AgraSSt: Approximate Graph Stein Statistics for Interpretable Assessment of Implicit Graph Generators
This addresses the need for interpretable evaluation of graph generators in machine learning, though it is incremental as it builds on existing Stein operator methods.
The paper tackles the problem of assessing the quality of implicit graph generators by proposing AgraSSt, a statistical procedure that determines if generated graphs resemble input graphs, with theoretical guarantees and empirical validation on synthetic and real-world data.
We propose and analyse a novel statistical procedure, coined AgraSSt, to assess the quality of graph generators that may not be available in explicit form. In particular, AgraSSt can be used to determine whether a learnt graph generating process is capable of generating graphs that resemble a given input graph. Inspired by Stein operators for random graphs, the key idea of AgraSSt is the construction of a kernel discrepancy based on an operator obtained from the graph generator.

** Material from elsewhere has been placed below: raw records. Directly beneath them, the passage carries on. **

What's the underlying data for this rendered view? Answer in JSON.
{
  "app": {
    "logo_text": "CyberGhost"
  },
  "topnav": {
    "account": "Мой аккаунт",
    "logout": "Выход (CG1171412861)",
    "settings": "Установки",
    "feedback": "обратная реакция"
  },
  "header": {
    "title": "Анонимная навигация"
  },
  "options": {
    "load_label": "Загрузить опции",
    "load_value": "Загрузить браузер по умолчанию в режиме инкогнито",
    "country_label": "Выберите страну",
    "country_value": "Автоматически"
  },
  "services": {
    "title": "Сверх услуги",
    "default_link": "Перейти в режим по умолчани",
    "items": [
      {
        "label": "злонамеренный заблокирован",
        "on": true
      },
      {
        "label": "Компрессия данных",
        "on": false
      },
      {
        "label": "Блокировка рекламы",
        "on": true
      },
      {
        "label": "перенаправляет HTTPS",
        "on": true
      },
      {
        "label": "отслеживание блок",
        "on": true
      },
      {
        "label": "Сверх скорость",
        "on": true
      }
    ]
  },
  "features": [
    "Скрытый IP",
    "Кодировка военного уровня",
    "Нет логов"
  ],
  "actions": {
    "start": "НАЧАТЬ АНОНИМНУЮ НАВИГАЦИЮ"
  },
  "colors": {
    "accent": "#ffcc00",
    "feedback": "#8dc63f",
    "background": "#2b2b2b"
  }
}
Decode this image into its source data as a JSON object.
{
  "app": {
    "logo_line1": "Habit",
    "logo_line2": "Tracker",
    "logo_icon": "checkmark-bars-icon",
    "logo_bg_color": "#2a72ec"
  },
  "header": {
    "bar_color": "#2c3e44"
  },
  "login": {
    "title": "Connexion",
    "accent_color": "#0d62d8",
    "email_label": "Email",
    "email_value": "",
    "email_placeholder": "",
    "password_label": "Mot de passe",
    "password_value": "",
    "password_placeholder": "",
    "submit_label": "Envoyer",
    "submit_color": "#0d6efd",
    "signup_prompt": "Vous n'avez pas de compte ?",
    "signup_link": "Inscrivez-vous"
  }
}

AgraSSt can provide interpretable criticisms for a graph generator training procedure and help identify reliable sample batches for downstream tasks. Using Stein`s method we give theoretical guarantees for a broad class of random graph models. We provide empirical results on both synthetic input graphs with known graph generation procedures, and real-world input graphs that the state-of-the-art (deep) generative models for graphs are trained on.